It’s always tough to say good-bye to a friend who dies too young. After a lingering fight against colorectal cancer, Anne Friedberg died October 9 at age 57.
We met in grad school at NYU Cinema Studies. Always an angularly stylish, brainy beauty, for years Anne wore black, but as she got older, she also embraced red.
While I fled from academia, she continued to forge a remarkable career. During a time when film studies moved from being semi-respectable to a serious academic pursuit, Anne helped to define that change. She was fascinated by the concept of the window as a frame, a proscenium, a view into another world. She wrote two books on the subject: Window Shopping: Cinema and the Postmodern (1993) and The Virtual Window: From Alberti to Microsoft (2006), a cultural history of the metaphoric, literal, and virtual window. (Check out its cool interactive website, designed by Erik Loyer.) Anne gave this speech to the critical studies graduating class in 2008. A Getty scholar, she was this year’s recipient of the AMPAS Academy Scholar Award.

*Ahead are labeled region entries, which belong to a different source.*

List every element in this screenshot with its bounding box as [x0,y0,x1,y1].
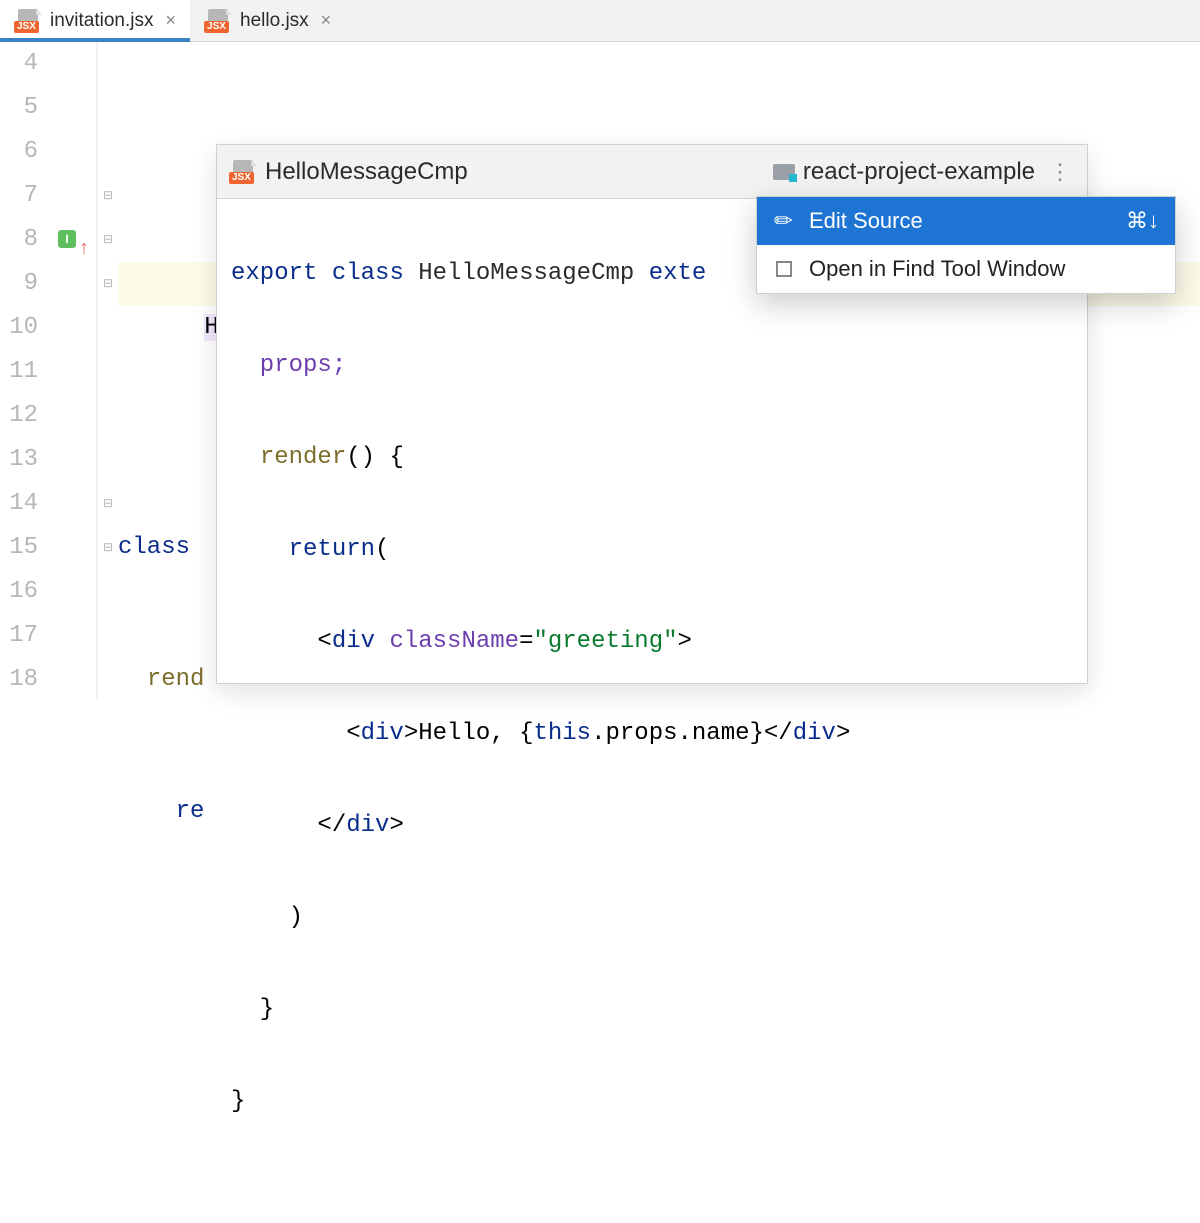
pencil-icon: ✎ [767,204,801,238]
implements-gutter-icon[interactable]: I [58,230,76,248]
jsx-file-icon: JSX [204,9,232,33]
popup-header: JSX HelloMessageCmp react-project-exampl… [217,145,1087,199]
line-number-gutter: 4 5 6 7 8 9 10 11 12 13 14 15 16 17 18 [0,42,44,700]
close-icon[interactable]: × [321,10,332,31]
popup-title: HelloMessageCmp [265,158,468,186]
gutter-icons: I ↑ [44,42,96,700]
fold-end-icon[interactable]: ⊟ [98,526,118,570]
context-menu: ✎ Edit Source ⌘↓ Open in Find Tool Windo… [756,196,1176,294]
fold-end-icon[interactable]: ⊟ [98,482,118,526]
fold-toggle-icon[interactable]: ⊟ [98,218,118,262]
menu-item-label: Edit Source [809,208,923,234]
override-arrow-icon[interactable]: ↑ [78,228,90,272]
popup-project: react-project-example [773,158,1035,186]
tab-invitation[interactable]: JSX invitation.jsx × [0,0,190,41]
fold-toggle-icon[interactable]: ⊟ [98,262,118,306]
fold-toggle-icon[interactable]: ⊟ [98,174,118,218]
popup-code[interactable]: export class HelloMessageCmp exte props;… [217,199,1087,1223]
tab-label: invitation.jsx [50,10,154,32]
menu-item-shortcut: ⌘↓ [1126,208,1159,234]
fold-gutter: ⊟ ⊟ ⊟ ⊟ ⊟ [98,42,118,700]
menu-item-label: Open in Find Tool Window [809,256,1065,282]
window-icon [773,261,795,277]
close-icon[interactable]: × [166,10,177,31]
tab-hello[interactable]: JSX hello.jsx × [190,0,345,41]
menu-item-open-find-tool[interactable]: Open in Find Tool Window [757,245,1175,293]
editor-tab-bar: JSX invitation.jsx × JSX hello.jsx × [0,0,1200,42]
more-options-icon[interactable]: ⋮ [1049,159,1073,185]
jsx-file-icon: JSX [14,9,42,33]
folder-icon [773,164,795,180]
jsx-file-icon: JSX [229,160,257,184]
tab-label: hello.jsx [240,10,309,32]
menu-item-edit-source[interactable]: ✎ Edit Source ⌘↓ [757,197,1175,245]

After earning her doctorate at NYU, Anne moved west, married screenwriter Howard Rodman (at one of my favorite weddings, at Wattles Mansion) and taught for a time at the University of California at Irvine, where she created a new interdisciplinary Ph.D. program in Visual Studies before joining the department of Critical Studies at USC’s School of Cinematic Arts in 2003. She became chair in 2006.
Anne and Howard were a power couple at USC: he heads up the screenwriting department. Their son Tristan is a junior at Oakwood School, where Wendy Dozoretz, long Anne’s close friend from NYU, teaches film. I loved listening to Anne and Wendy talk shop. Anne brought me into USC to teach a film criticism survey that had been taught by New York Times film critic Manohla Dargis. A tough act to follow, but Anne encouraged me to take up a satisfying challenge. (I’ll never be in her league.)
The USC site has posted a lovely memorial. “Anne was one of those rare individuals, who with her remarkable intellect, could integrate past, present and future,” says USC’s dean Elizabeth M. Daley. “She was always challenging her colleagues and students to move forward and embrace change and innovation with courage and integrity. Both her colleagues and her students were inspired by her intellectual curiosity and her rigorous scholarship. It is hard to comprehend the depth of her loss both to USC and the field at large.”
Adds magician/writer Ricky Jay: “Anne Friedberg combined the work of an interdisciplinary scholar with the eye of an artist. Not only did see she with originality and insight, but almost more importantly compelled us to see our own material in fresh and unconventional ways.”
Variety’s obit frames Anne’s considerable accomplishments. She leaves behind not only bereaved friends and family, but generations of film students who will always, thanks to her, view the world through a different window.